再開の不安をゼロにする「1行メモ」。未来の自分を迷わせないバトンの渡し方

「さあ、続きを始めよう」

そう思ってノートを開いたのに、「あれ、どこまでやったっけ?」「何から再開すればいいんだろう」と思い出すだけで疲れてしまい、結局そのまま閉じてしまった……。

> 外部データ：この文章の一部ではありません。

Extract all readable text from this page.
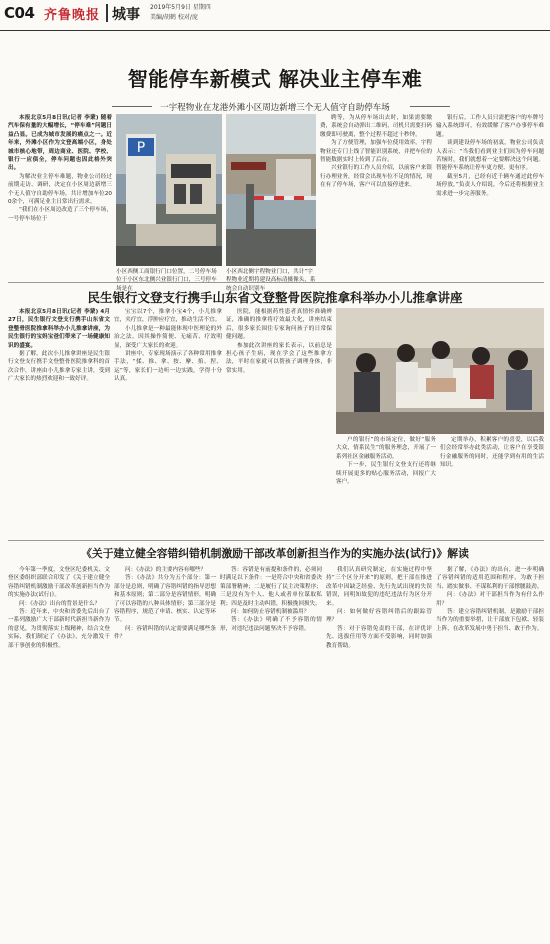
C04 齐鲁晚报 城事 2019年5月9日 星期四
美编/胡鹤 校对/庞
智能停车新模式 解决业主停车难
一宇程物业在龙港外滩小区周边新增三个无人值守自助停车场

本报北京5月8日讯(记者 李蒙) 随着汽车保有量的大幅增长，“停车难”问题日益凸显。已成为城市发展的痛点之一。近年来，外滩小区作为文登高端小区，身处城市核心地带，周边商业、医院、学校、银行一应俱全，停车问题也因此格外突出。

为解决业主停车难题，物业公司经过前期走访、调研，决定在小区周边新增三个无人值守自助停车场，共计增加车位200余个，可满足业主日常出行需求。

“我们在小区周边改造了三个停车场，一号停车场位于

P
小区西侧工商银行门口位置，二号停车场位于小区东北侧兴业银行门口，三号停车场是在
小区西北侧宇程物业门口，共计“宇程物业近期将建设高标清摄像头，系统会自动识别车

聘等，为从停车场出去时，如果需要缴费，系统会自动弹出二维码，司机只需要扫码缴费即可驶离，整个过程不超过十秒钟。

为了方便管理，加强车位使用效率，宇程物业还专门上线了智能识别系统，并把车位的智能数据实时上传到了后台。

兴业银行的工作人员介绍，以前客户来银行办理业务，经常会出现车位不足的情况，现在有了停车场，客户可以直接停进来。

银行后，工作人员只需把客户的车牌号输入系统即可，有效缓解了客户办事停车难题。

谈到建设停车场的初衷，物业公司负责人表示：“当我们看到业主们因为停车问题苦恼时，我们就想着一定要解决这个问题。智能停车系统让停车更方便、更有序。

截至5月，已经有近千辆车通过此停车场停放，”负责人介绍说，今后还将根据业主需求进一步完善服务。

民生银行文登支行携手山东省文登整骨医院推拿科举办小儿推拿讲座

本报北京5月8日讯(记者 李蒙) 4月27日，民生银行文登支行携手山东省文登整骨医院推拿科举办小儿推拿讲座，为民生银行的宝妈宝爸们带来了一场健康知识的盛宴。

据了解，此次小儿推拿讲座是民生银行文登支行携手文登整骨医院推拿科的首次合作，讲座由小儿推拿专家主讲，受到广大家长的热烈欢迎和一致好评。

宝宝以7个，推拿小宝4个，小儿推拿宜，夹疗宜，浮肿应疗宜，推动生活不宜。

小儿推拿是一种最能体现中医理论的外治之法，因其操作简便、无痛苦、疗效明显，深受广大家长的欢迎。

讲座中，专家现场演示了各种常用推拿手法，“揉、推、拿、按、摩、掐、捏、运”等，家长们一边听一边实践，学得十分认真。

医院，能根据药性患者真情怀准确辨证，准确的推拿将疗效最大化，讲座结束后，很多家长围住专家询问孩子的日常保健问题。

参加此次讲座的家长表示，以前总是担心孩子生病，现在学会了这些推拿方法，平时在家就可以帮孩子调理身体，非常实用。

户的银行”的市场定位，做好“服务大众，情系民生”的服务理念，开展了一系列社区金融服务活动。

下一步，民生银行文登支行还将继续开展更多的贴心服务活动，回报广大客户。

定期举办，积累客户的喜爱，以后我们会经常举办此类活动，让客户在享受银行金融服务的同时，还能学到有用的生活知识。

《关于建立健全容错纠错机制激励干部改革创新担当作为的实施办法(试行)》解读

今年第一季度，文登区纪委机关、文登区委组织部联合印发了《关于建立健全容错纠错机制激励干部改革创新担当作为的实施办法(试行)》。

问：《办法》出台的背景是什么？

答：近年来，中央和省委先后出台了一系列激励广大干部新时代新担当新作为的意见，为贯彻落实上级精神，结合文登实际，我们制定了《办法》，充分激发干部干事创业的积极性。

问：《办法》的主要内容有哪些？

答：《办法》共分为五个部分：第一部分是总则，明确了容错纠错的指导思想和基本原则；第二部分是容错情形，明确了可以容错的八种具体情形；第三部分是容错程序，规范了申请、核实、认定等环节。

问：容错纠错的认定需要满足哪些条件？

答：容错是有前提和条件的，必须同时满足以下条件：一是符合中央和省委决策部署精神；二是履行了民主决策程序；三是没有为个人、他人或者单位谋取私利；四是及时主动纠错，积极挽回损失。

问：如何防止容错机制被滥用？

答：《办法》明确了不予容错的情形，对违纪违法问题坚决不予容错。

我们认真研究制定，在实施过程中坚持“三个区分开来”的原则，把干部在推进改革中因缺乏经验、先行先试出现的失误错误，同明知故犯的违纪违法行为区分开来。

问：如何做好容错纠错后的跟踪管理？

答：对于容错免责的干部，在评优评先、选拔任用等方面不受影响，同时加强教育帮助。

据了解，《办法》的出台，进一步明确了容错纠错的适用范围和程序，为敢于担当、踏实做事、不谋私利的干部撑腰鼓劲。

问：《办法》对干部担当作为有什么作用？

答：建立容错纠错机制，是激励干部担当作为的重要举措，让干部放下包袱、轻装上阵，在改革发展中勇于担当、敢于作为。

一度止まってしまった歩みを再開するのは、最初の一歩よりもエネルギーが必要なもの。

それはあなたが、前回の学びをそれだけ深く、真剣に積み上げようとしていたからこそ起こる「再起動」の難しさなのです。

未来の自分へ「バトン」を渡してあげよう

私たちは、今のやる気がずっと続くと思いがちです。でも、日常には家事や仕事、突然の用事など、学びを中断させる出来事がたくさんあります。

大切なのは、中断を責めることではなく、次に再開する時の自分を「迷わせない」ための優しさを置いておくこと。

「1行のメモ」というバトンを渡すだけで、次に机に向かったあなたは、驚くほど軽やかに歩き出せるようになります。

再開の重圧を引き算する、3つの1秒アクションです。

「思い出す」エネルギーを、0にするエスコート

  • 勉強を終える1秒前に、「次はここから!」と1行だけ書く
    綺麗な文章じゃなくて大丈夫。「次は12ページの問3から」と走り書きするだけで、未来のあなたの脳は、探しものをする手間から解放されます。
     
  • 「いま考えていたこと」を、そのままノートの隅に預ける
    「ここが少し難しかった」「次はこれを調べたい」。そんな心のつぶやきをメモに残すことで、再開した瞬間に、中断した時の集中力へと一気に戻ることができます。
     
  • あえて「キリの悪いところ」で、1秒でペンを置く
    完璧に終わらせようとせず、あえて途中で止めてみてください。「あと少しで解けそう」というワクワクを残しておくことが、次の日のあなたを机へと誘う一番の招待状になります。

あなたは、一人で頑張らなくていい

昨日のあなたが残してくれた「1行」が、今日のあなたを助けてくれる。

学びの道は、過去の自分と今の自分が手を取り合って進む共同作業です。

完璧な締めくくりはいりません。

今日は、明日再開する自分のために、「ここからスタートだよ」という小さくて温かい印を一つだけ、残してみませんか?